Mr. Fan, who joins the Vision Fund in 2017, moved to an advisory role within the unit that manages the investment branch of the Japanese group, according to people with direct knowledge of the subject.

A trader who grew Co-Head of Investment Banking at Deutsche Bank prior to his exit in 2015, Mr. Fan was instrumental in Vision Fund’s investment in Greensill Capital, a controversial UK-based company specializing in supply chain finance. Other investments he led in the robotic pizza delivery business Zume and start of car rental Fair have soured.

One person said that Mr. Fan will continue to work closely with Rajeev misra, who heads the Vision Fund and has filled his ranks with a number of his former colleagues at Deutsche Bank.

Munish Varma, another former Deutsche Bank alumnus, will move from London to Silicon Valley to take on some of Mr. Fan’s responsibilities as a managing partner.

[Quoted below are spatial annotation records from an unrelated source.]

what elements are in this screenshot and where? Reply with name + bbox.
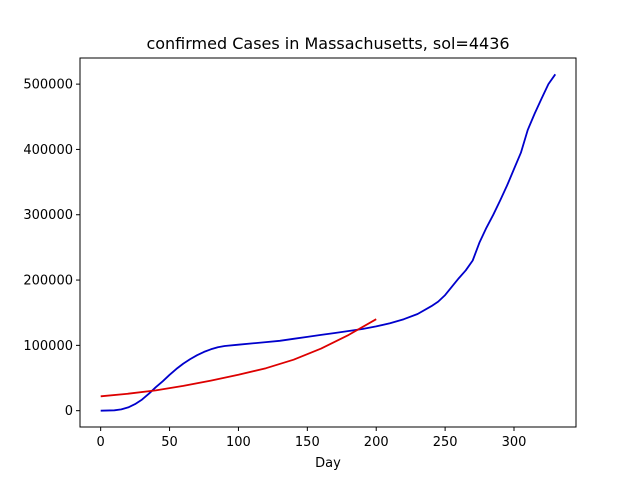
plot-area: 0 50 100 150 200 250 300 0 100000 200000 300000 40… bbox=[23, 57, 577, 450]
y-tick-label: 400000 bbox=[23, 143, 73, 158]
y-axis-ticks: 0 100000 200000 300000 400000 500000 bbox=[23, 78, 80, 419]
x-tick-label: 50 bbox=[161, 435, 178, 450]
series-line-1 bbox=[100, 73, 557, 412]
y-tick-label: 0 bbox=[65, 404, 73, 419]
y-tick-label: 300000 bbox=[23, 208, 73, 223]
series-group bbox=[100, 73, 557, 412]
x-tick-label: 0 bbox=[97, 435, 105, 450]
y-tick-label: 500000 bbox=[23, 78, 73, 93]
chart-title: confirmed Cases in Massachusetts, sol=44… bbox=[146, 34, 509, 53]
y-tick-label: 100000 bbox=[23, 339, 73, 354]
x-tick-label: 300 bbox=[502, 435, 527, 450]
x-axis-label: Day bbox=[315, 456, 341, 471]
x-tick-label: 150 bbox=[295, 435, 320, 450]
x-tick-label: 100 bbox=[226, 435, 251, 450]
plot-frame bbox=[79, 57, 577, 428]
x-tick-label: 250 bbox=[433, 435, 458, 450]
series-line-2 bbox=[100, 318, 377, 398]
y-tick-label: 200000 bbox=[23, 274, 73, 289]
x-axis-ticks: 0 50 100 150 200 250 300 bbox=[97, 427, 527, 450]
x-tick-label: 200 bbox=[364, 435, 389, 450]
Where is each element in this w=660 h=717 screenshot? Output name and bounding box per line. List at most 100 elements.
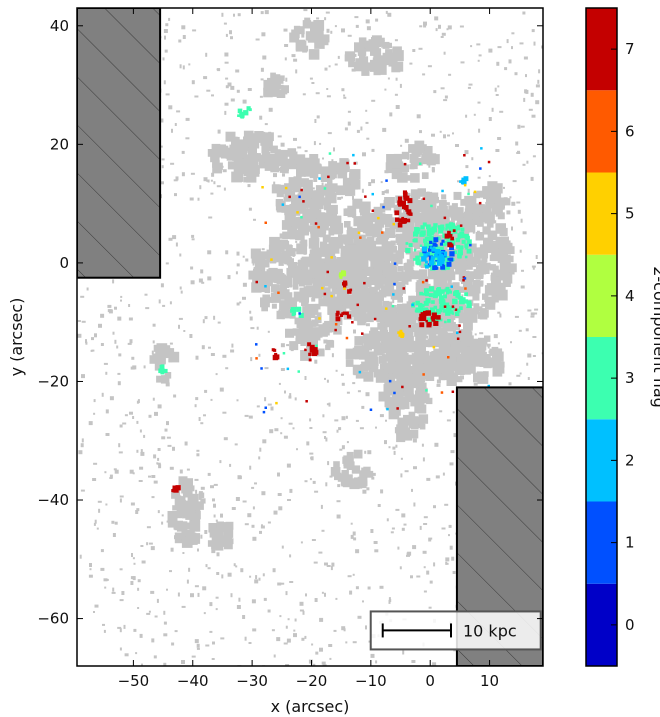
emission-cell (300, 168, 308, 176)
emission-cell (262, 260, 270, 268)
noise-speck (146, 612, 151, 615)
emission-cell (454, 193, 461, 200)
emission-cell (374, 337, 380, 344)
noise-speck (519, 42, 524, 45)
emission-cell (359, 235, 366, 242)
noise-speck (163, 633, 168, 637)
emission-cell (372, 232, 378, 238)
noise-speck (377, 504, 381, 507)
noise-speck (239, 476, 242, 479)
emission-cell (438, 267, 449, 278)
flag-3-pixel (459, 231, 465, 237)
noise-speck (394, 93, 398, 96)
emission-cell (418, 382, 427, 391)
emission-cell (252, 270, 261, 279)
noise-speck (217, 321, 221, 324)
noise-speck (308, 659, 313, 664)
noise-speck (207, 276, 212, 281)
flag-3-pixel (420, 230, 426, 236)
flag-3-pixel (425, 292, 430, 297)
flag-3-pixel (425, 298, 431, 304)
noise-speck (422, 457, 425, 462)
emission-cell (353, 315, 359, 321)
noise-speck (277, 582, 282, 586)
emission-cell (464, 195, 474, 206)
noise-speck (520, 125, 525, 128)
noise-speck (309, 418, 312, 422)
noise-speck (436, 379, 441, 384)
noise-speck (312, 663, 316, 666)
noise-speck (423, 23, 427, 28)
flag-3-pixel (422, 292, 426, 296)
emission-cell (321, 34, 330, 43)
noise-speck (325, 11, 330, 14)
emission-cell (269, 236, 280, 248)
noise-speck (347, 110, 351, 113)
noise-speck (191, 234, 195, 238)
noise-speck (112, 279, 115, 284)
noise-speck (188, 567, 191, 572)
noise-speck (200, 269, 204, 274)
emission-cell (336, 279, 346, 289)
emission-cell (439, 341, 451, 352)
emission-cell (391, 156, 401, 165)
noise-speck (81, 438, 84, 443)
emission-cell (441, 194, 447, 200)
emission-cell (357, 225, 364, 232)
noise-speck (253, 218, 256, 221)
noise-speck (360, 126, 363, 131)
noise-speck (165, 262, 169, 265)
noise-speck (326, 403, 330, 406)
flag-3-pixel (443, 302, 450, 308)
noise-speck (148, 610, 151, 613)
flag-3-pixel (446, 236, 453, 242)
flag-6-pixel (440, 391, 444, 394)
flag-3-pixel (423, 238, 428, 243)
emission-cell (357, 240, 368, 251)
emission-cell (403, 387, 413, 397)
emission-cell (456, 376, 463, 383)
noise-speck (285, 664, 290, 666)
noise-speck (506, 39, 509, 44)
noise-speck (198, 417, 201, 421)
noise-speck (320, 504, 323, 509)
flag-3-pixel (246, 106, 251, 111)
noise-speck (326, 379, 329, 383)
flag-7-pixel (327, 175, 330, 179)
noise-speck (101, 392, 104, 397)
emission-cell (417, 188, 426, 197)
noise-speck (407, 551, 412, 556)
noise-speck (428, 163, 431, 168)
emission-cell (350, 182, 358, 190)
noise-speck (120, 299, 122, 302)
noise-speck (530, 176, 534, 181)
flag-3-pixel (456, 226, 461, 231)
emission-cell (324, 291, 336, 303)
flag-3-pixel (451, 238, 455, 243)
noise-speck (455, 144, 459, 147)
noise-speck (461, 294, 464, 297)
noise-speck (258, 353, 261, 357)
flag-3-pixel (467, 300, 472, 305)
emission-cell (402, 224, 413, 235)
emission-cell (374, 218, 384, 228)
noise-speck (523, 97, 526, 102)
emission-cell (243, 145, 250, 152)
noise-speck (334, 25, 337, 28)
emission-cell (392, 291, 400, 299)
flag-3-pixel (428, 293, 433, 298)
noise-speck (202, 319, 205, 324)
noise-speck (339, 448, 343, 451)
noise-speck (428, 537, 433, 540)
flag-3-pixel (462, 298, 466, 301)
emission-cell (301, 264, 308, 271)
emission-cell (447, 353, 457, 363)
noise-speck (104, 586, 107, 589)
noise-speck (263, 597, 267, 601)
colorbar-tick-label: 6 (625, 122, 635, 140)
flag-3-pixel (445, 258, 450, 264)
emission-cell (421, 172, 429, 179)
flag-3-pixel (466, 248, 472, 254)
emission-cell (384, 222, 391, 228)
noise-speck (256, 326, 259, 330)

Mr Fan’s departure comes just weeks after SoftBank confirmed that Jeffrey Housenbold, one of the fund’s top investors in the United States, was planning to leave later this year. Mr Housenbold has overseen some of the fund’s biggest bets, including meal delivery company DoorDash, whose valuation soared to more than $ 60 billion following a public listing last month.

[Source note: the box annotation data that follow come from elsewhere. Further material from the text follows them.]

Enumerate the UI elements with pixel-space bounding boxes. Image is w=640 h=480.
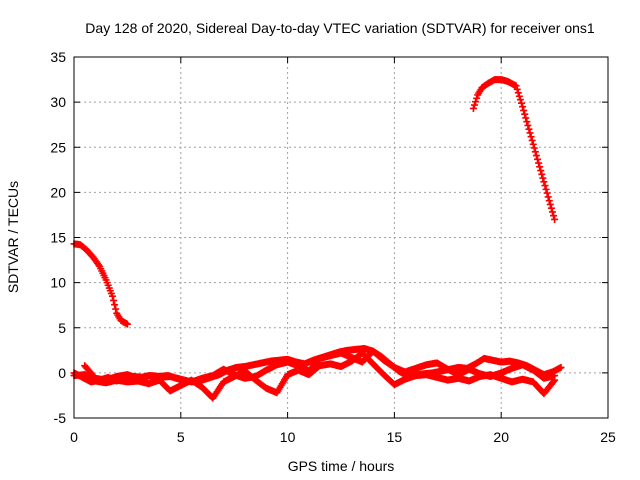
data-point bbox=[546, 200, 554, 208]
data-point bbox=[95, 261, 103, 269]
y-tick-label: 15 bbox=[50, 230, 66, 246]
x-tick-label: 10 bbox=[280, 429, 296, 445]
data-point bbox=[550, 212, 558, 220]
data-point bbox=[524, 121, 532, 129]
plot-frame bbox=[73, 56, 609, 419]
data-point bbox=[548, 208, 556, 216]
data-point bbox=[544, 193, 552, 201]
y-tick-label: -5 bbox=[54, 410, 67, 426]
data-point bbox=[531, 148, 539, 156]
data-point bbox=[471, 101, 478, 109]
series-arc-low-c bbox=[81, 347, 559, 386]
data-point bbox=[522, 114, 530, 122]
data-point bbox=[541, 182, 549, 190]
series-arc-late-high bbox=[469, 76, 559, 223]
y-tick-label: 10 bbox=[50, 275, 66, 291]
x-tick-label: 25 bbox=[600, 429, 616, 445]
data-point bbox=[532, 152, 540, 160]
data-point bbox=[516, 96, 524, 104]
data-point bbox=[520, 106, 528, 114]
data-point bbox=[111, 301, 119, 309]
y-tick-label: 0 bbox=[58, 365, 66, 381]
data-point bbox=[517, 99, 525, 107]
data-point bbox=[110, 296, 118, 304]
y-tick-label: 30 bbox=[50, 94, 66, 110]
data-point bbox=[519, 103, 527, 111]
data-point bbox=[547, 204, 555, 212]
data-point bbox=[469, 104, 477, 112]
data-point bbox=[557, 363, 565, 371]
data-point bbox=[535, 159, 543, 167]
data-point bbox=[515, 92, 523, 100]
data-point bbox=[536, 163, 544, 171]
data-point bbox=[123, 320, 131, 328]
series-layer bbox=[70, 76, 565, 402]
data-point bbox=[539, 174, 547, 182]
grid-layer bbox=[74, 57, 608, 418]
y-tick-label: 20 bbox=[50, 184, 66, 200]
data-point bbox=[512, 82, 520, 90]
data-point bbox=[472, 98, 480, 106]
chart-title: Day 128 of 2020, Sidereal Day-to-day VTE… bbox=[85, 20, 595, 36]
data-point bbox=[525, 125, 533, 133]
data-point bbox=[527, 133, 535, 141]
data-point bbox=[108, 292, 116, 300]
data-point bbox=[538, 170, 546, 178]
data-point bbox=[473, 94, 481, 102]
data-point bbox=[529, 140, 537, 148]
data-point bbox=[545, 197, 553, 205]
data-point bbox=[540, 178, 548, 186]
data-point bbox=[551, 215, 559, 223]
data-point bbox=[543, 189, 551, 197]
y-tick-label: 35 bbox=[50, 49, 66, 65]
y-tick-label: 25 bbox=[50, 139, 66, 155]
y-tick-label: 5 bbox=[58, 320, 66, 336]
data-point bbox=[537, 167, 545, 175]
data-point bbox=[526, 129, 534, 137]
series-arc-early-high bbox=[70, 240, 131, 328]
x-tick-label: 0 bbox=[70, 429, 78, 445]
data-point bbox=[542, 185, 550, 193]
data-point bbox=[530, 144, 538, 152]
x-tick-label: 20 bbox=[493, 429, 509, 445]
data-point bbox=[528, 136, 536, 144]
data-point bbox=[551, 372, 559, 380]
data-point bbox=[534, 155, 542, 163]
data-point bbox=[514, 89, 522, 97]
y-axis-title: SDTVAR / TECUs bbox=[5, 181, 21, 293]
data-point bbox=[521, 110, 529, 118]
x-axis-title: GPS time / hours bbox=[288, 458, 395, 474]
x-tick-label: 15 bbox=[387, 429, 403, 445]
data-point bbox=[523, 118, 531, 126]
x-tick-label: 5 bbox=[177, 429, 185, 445]
data-point bbox=[513, 85, 521, 93]
data-point bbox=[112, 305, 120, 313]
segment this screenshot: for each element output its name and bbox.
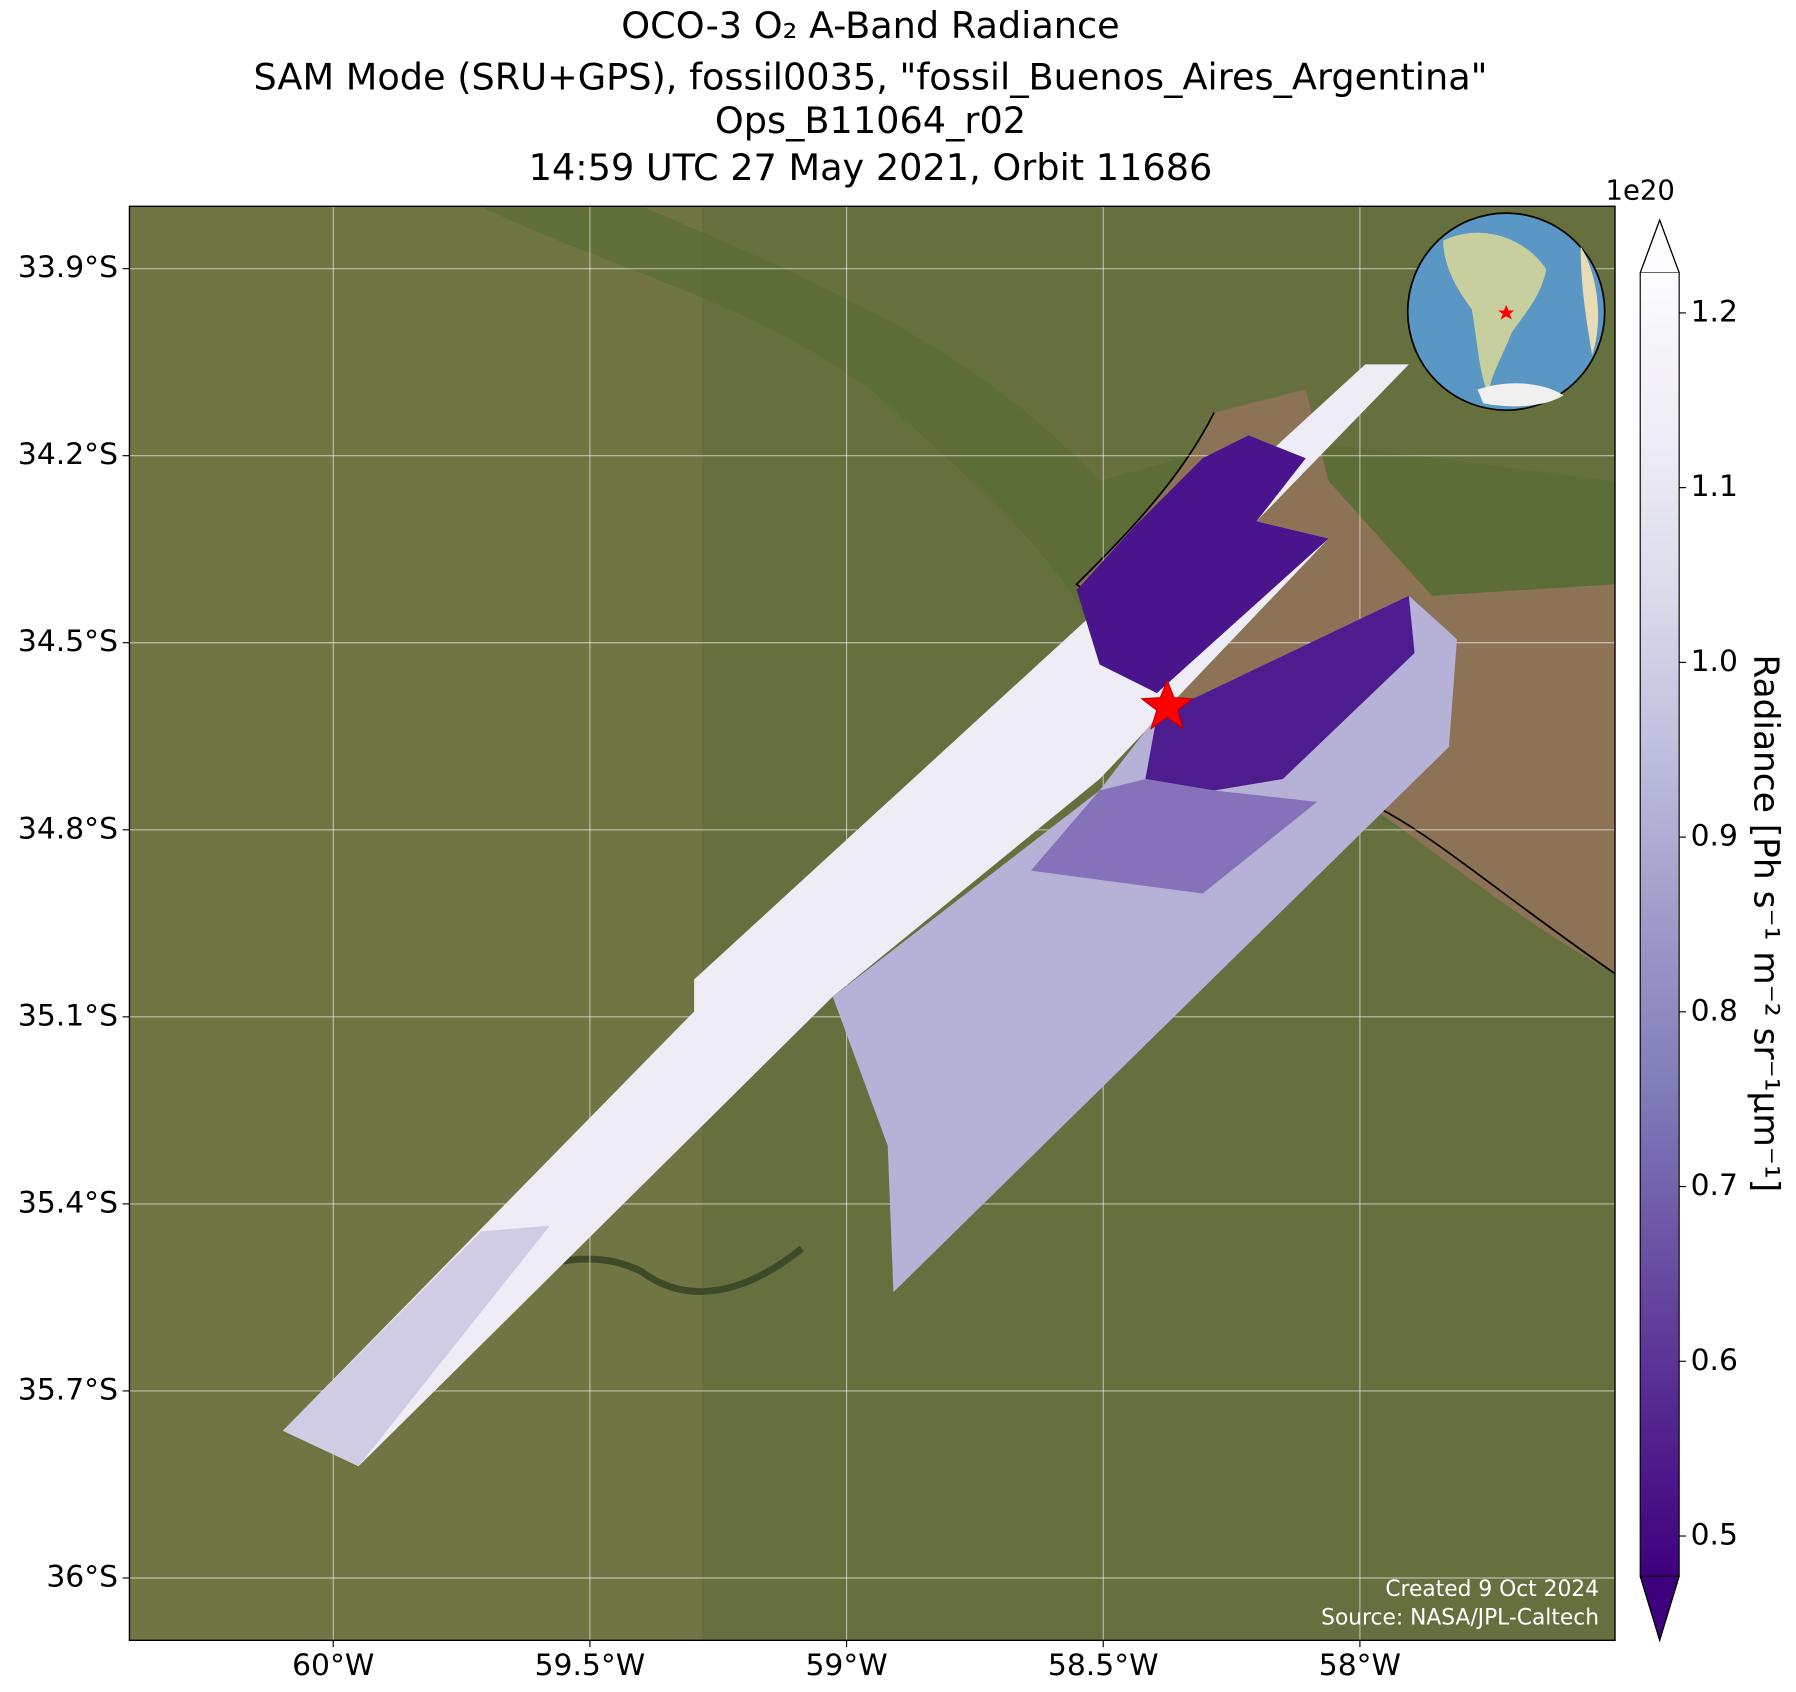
y-tick-label: 35.7°S: [18, 1372, 118, 1407]
colorbar-tick-label: 0.9: [1691, 819, 1738, 854]
globe-ice: [1477, 383, 1564, 407]
swath-shape: [1145, 595, 1415, 791]
colorbar-body: [1640, 272, 1680, 1577]
globe-land: [1443, 232, 1547, 396]
globe-land: [1580, 246, 1599, 356]
y-tick-label: 36°S: [46, 1559, 118, 1594]
x-tick-label: 58.5°W: [1048, 1648, 1159, 1683]
colorbar-extend-max: [1639, 218, 1680, 274]
colorbar-frame: [1639, 218, 1680, 1643]
title-line: 14:59 UTC 27 May 2021, Orbit 11686: [529, 146, 1213, 189]
x-tick-label: 59°W: [805, 1648, 887, 1683]
x-tick-label: 59.5°W: [535, 1648, 646, 1683]
colorbar-extend-min: [1639, 1575, 1680, 1643]
y-tick-label: 35.4°S: [18, 1185, 118, 1220]
map-frame: [128, 205, 1616, 1642]
swath-shape: [1076, 435, 1329, 694]
inset-globe: [1406, 212, 1606, 412]
title-line: OCO-3 O₂ A-Band Radiance: [621, 4, 1119, 47]
y-tick-label: 34.8°S: [18, 811, 118, 846]
y-tick-label: 33.9°S: [18, 250, 118, 285]
colorbar-tick-label: 1.2: [1691, 294, 1738, 329]
globe-star: [1498, 304, 1515, 320]
title-line: SAM Mode (SRU+GPS), fossil0035, "fossil_…: [253, 56, 1487, 99]
y-tick-label: 35.1°S: [18, 998, 118, 1033]
map-area: Created 9 Oct 2024 Source: NASA/JPL-Calt…: [129, 206, 1616, 1641]
target-star: [1140, 678, 1194, 731]
y-tick-label: 34.2°S: [18, 437, 118, 472]
x-tick-label: 60°W: [292, 1648, 374, 1683]
colorbar-tick-label: 0.7: [1691, 1168, 1738, 1203]
colorbar-offset: 1e20: [1606, 174, 1675, 206]
colorbar-tick-label: 0.6: [1691, 1343, 1738, 1378]
swath-shape: [832, 595, 1457, 1293]
title-line: Ops_B11064_r02: [715, 99, 1026, 142]
swath-shape: [282, 1225, 550, 1467]
colorbar-label: Radiance [Ph s⁻¹ m⁻² sr⁻¹μm⁻¹]: [1745, 654, 1785, 1192]
colorbar-tick-label: 1.1: [1691, 469, 1738, 504]
credit: Created 9 Oct 2024: [1385, 1577, 1599, 1602]
y-tick-label: 34.5°S: [18, 624, 118, 659]
land-patch: [129, 206, 703, 1641]
swath-shape: [1030, 778, 1318, 894]
x-tick-label: 58°W: [1319, 1648, 1401, 1683]
colorbar-tick-label: 0.5: [1691, 1518, 1738, 1553]
credit: Source: NASA/JPL-Caltech: [1321, 1606, 1599, 1631]
colorbar: [1639, 218, 1687, 1643]
colorbar-tick-label: 0.8: [1691, 993, 1738, 1028]
colorbar-tick-label: 1.0: [1691, 644, 1738, 679]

Michael Ronen, another managing partner of the Vision Fund in the United States, left last year after saying he had expressed concern about the “issues” at the fund.

The Vision Fund has been a source of uproar within SoftBank, undergoing multiple reorganizations since Managing Director Masayoshi Son formed the group to make big bets on artificial intelligence and other emerging technologies.

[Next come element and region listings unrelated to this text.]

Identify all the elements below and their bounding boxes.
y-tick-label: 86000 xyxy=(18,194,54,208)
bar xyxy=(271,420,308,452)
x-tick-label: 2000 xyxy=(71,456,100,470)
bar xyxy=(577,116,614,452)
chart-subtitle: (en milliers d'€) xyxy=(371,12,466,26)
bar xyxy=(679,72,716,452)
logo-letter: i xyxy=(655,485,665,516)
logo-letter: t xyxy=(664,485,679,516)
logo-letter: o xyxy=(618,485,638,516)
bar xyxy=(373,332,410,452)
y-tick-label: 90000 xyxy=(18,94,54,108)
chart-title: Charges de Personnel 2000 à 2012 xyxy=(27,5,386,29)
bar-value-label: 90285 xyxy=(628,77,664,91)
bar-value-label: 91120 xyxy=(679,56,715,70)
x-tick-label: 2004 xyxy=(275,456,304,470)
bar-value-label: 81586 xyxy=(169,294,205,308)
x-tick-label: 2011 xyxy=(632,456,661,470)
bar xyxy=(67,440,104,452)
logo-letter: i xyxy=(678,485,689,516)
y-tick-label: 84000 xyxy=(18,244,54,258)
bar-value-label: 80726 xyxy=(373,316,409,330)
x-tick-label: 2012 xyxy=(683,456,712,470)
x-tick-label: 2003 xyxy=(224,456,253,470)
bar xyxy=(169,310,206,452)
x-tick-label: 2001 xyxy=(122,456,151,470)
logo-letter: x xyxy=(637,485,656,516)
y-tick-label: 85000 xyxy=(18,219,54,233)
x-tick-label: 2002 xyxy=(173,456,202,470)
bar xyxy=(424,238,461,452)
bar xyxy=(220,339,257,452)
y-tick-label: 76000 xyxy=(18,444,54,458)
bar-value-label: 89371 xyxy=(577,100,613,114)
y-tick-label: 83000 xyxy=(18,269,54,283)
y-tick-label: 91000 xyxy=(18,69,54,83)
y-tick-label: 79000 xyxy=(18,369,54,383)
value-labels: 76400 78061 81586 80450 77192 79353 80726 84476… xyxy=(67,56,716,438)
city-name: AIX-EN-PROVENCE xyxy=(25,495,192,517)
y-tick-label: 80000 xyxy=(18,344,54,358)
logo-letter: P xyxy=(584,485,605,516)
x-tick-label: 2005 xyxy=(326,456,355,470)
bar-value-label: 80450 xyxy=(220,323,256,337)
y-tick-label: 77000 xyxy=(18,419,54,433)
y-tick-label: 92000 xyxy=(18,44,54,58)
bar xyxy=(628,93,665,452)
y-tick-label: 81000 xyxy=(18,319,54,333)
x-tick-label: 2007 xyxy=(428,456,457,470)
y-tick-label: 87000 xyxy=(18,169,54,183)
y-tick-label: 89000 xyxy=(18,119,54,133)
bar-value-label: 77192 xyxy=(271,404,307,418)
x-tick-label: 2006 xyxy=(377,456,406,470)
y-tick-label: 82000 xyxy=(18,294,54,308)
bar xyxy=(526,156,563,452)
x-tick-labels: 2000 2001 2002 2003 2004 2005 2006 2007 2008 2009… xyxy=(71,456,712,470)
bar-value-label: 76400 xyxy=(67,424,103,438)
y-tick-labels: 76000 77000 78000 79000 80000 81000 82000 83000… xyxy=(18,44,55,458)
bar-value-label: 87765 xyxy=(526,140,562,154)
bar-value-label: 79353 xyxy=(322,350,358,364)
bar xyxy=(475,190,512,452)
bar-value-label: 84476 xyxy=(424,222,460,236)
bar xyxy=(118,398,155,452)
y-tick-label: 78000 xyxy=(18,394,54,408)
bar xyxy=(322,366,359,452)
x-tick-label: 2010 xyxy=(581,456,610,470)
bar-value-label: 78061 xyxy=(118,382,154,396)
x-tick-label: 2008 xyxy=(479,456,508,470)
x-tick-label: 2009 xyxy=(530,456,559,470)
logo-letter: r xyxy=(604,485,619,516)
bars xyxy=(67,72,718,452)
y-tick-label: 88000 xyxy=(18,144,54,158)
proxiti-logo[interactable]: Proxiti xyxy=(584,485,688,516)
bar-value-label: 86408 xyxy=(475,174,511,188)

Last year, the investment arm of SoftBank, which manages the Vision Fund, laid off about 15 percent of its 500 employees worldwide.

The Japanese group’s first $ 100 billion Vision fund recently recovered after struggling early on following a series of troubled investments, such as WeWork real estate group. SoftBank said it had recorded a cumulative gain of $ 9.6 billion on the fund’s investments at the end of the third quarter.

However, the negative publicity associated with some of his bad bets, including WeWork and the dog walking app Wag, hampered Mr. Son’s plans to raise outside capital for later funds. SoftBank has launched a second Vision Fund, but it currently only spends money provided by the company itself.

SoftBank declined to comment. Bloomberg first reported on Mr. Fan’s new role.